SMART’s draft environmental impact report contained a draft plan (very large PDF) to put the station in the ferry terminal. Back when station sites were being planned, staff created four alternate proposals for Larkspur, including two with better access to the ferry. The best one placed the station adjacent to the current terminal entrance at the end of a half-mile of elevated track. Given the current going rate for elevated rail, this option would cost about $30 million plus land acquisition costs. That’s about one-fifth the cost of the Greenbrae Interchange Project next door.

Yet at the request of the Larkspur City Council (PDF), SMART went for the station plan staff explicitly recommended against. The city complained that the removal of two buildings would require modifying the plan that governs Marin Country Mart, and that an elevated rail line would obstruct views of the Bay. They also were concerned about cost, though Larkspur wouldn’t need to pay for the extension. Another concern raised earlier by staff is that a station in the ferry terminal would make extensions to Corte Madera or San Quentin more difficult.

Though these concerns are well-intentioned and should be addressed in any plan to relocate the station, it’s foolish to scuttle a dramatic service improvement over parking lots and fantasy expansions that are decades from reality.

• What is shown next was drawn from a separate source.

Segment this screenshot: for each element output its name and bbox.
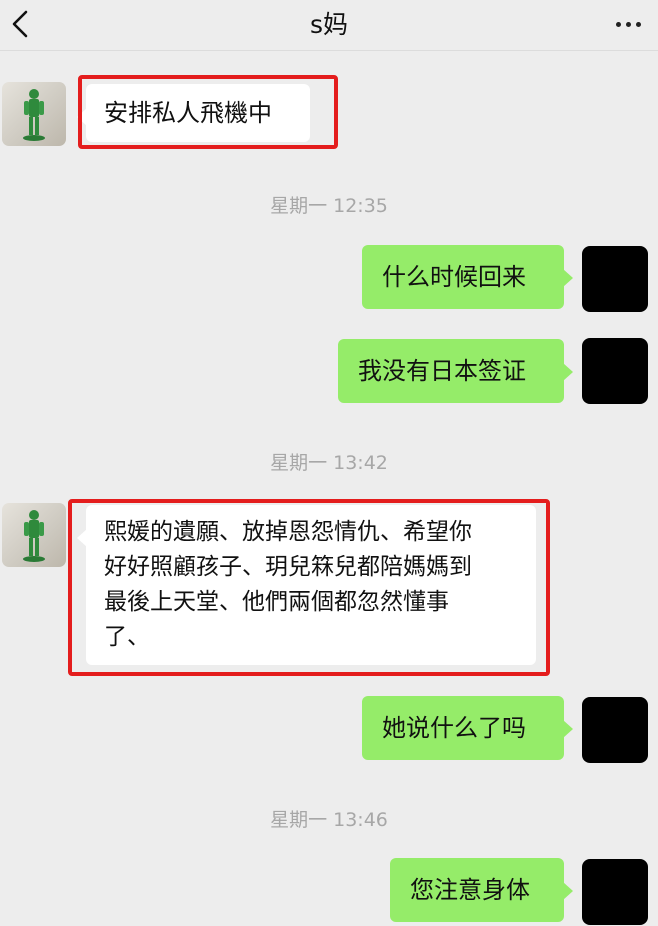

And here is where we have a new opportunity. By splitting construction of the line in two, SMART has given Larkspur residents a chance to change that seven-year-old bad decision. Nobody likes to run across an airport to catch a plane, and no commuter likes to walk across a half-mile of parking lots and traffic to make a transfer. Larkspur needs reverse its earlier request and demand a world-class transit connection, and residents should ask for the same. And SMART should listen.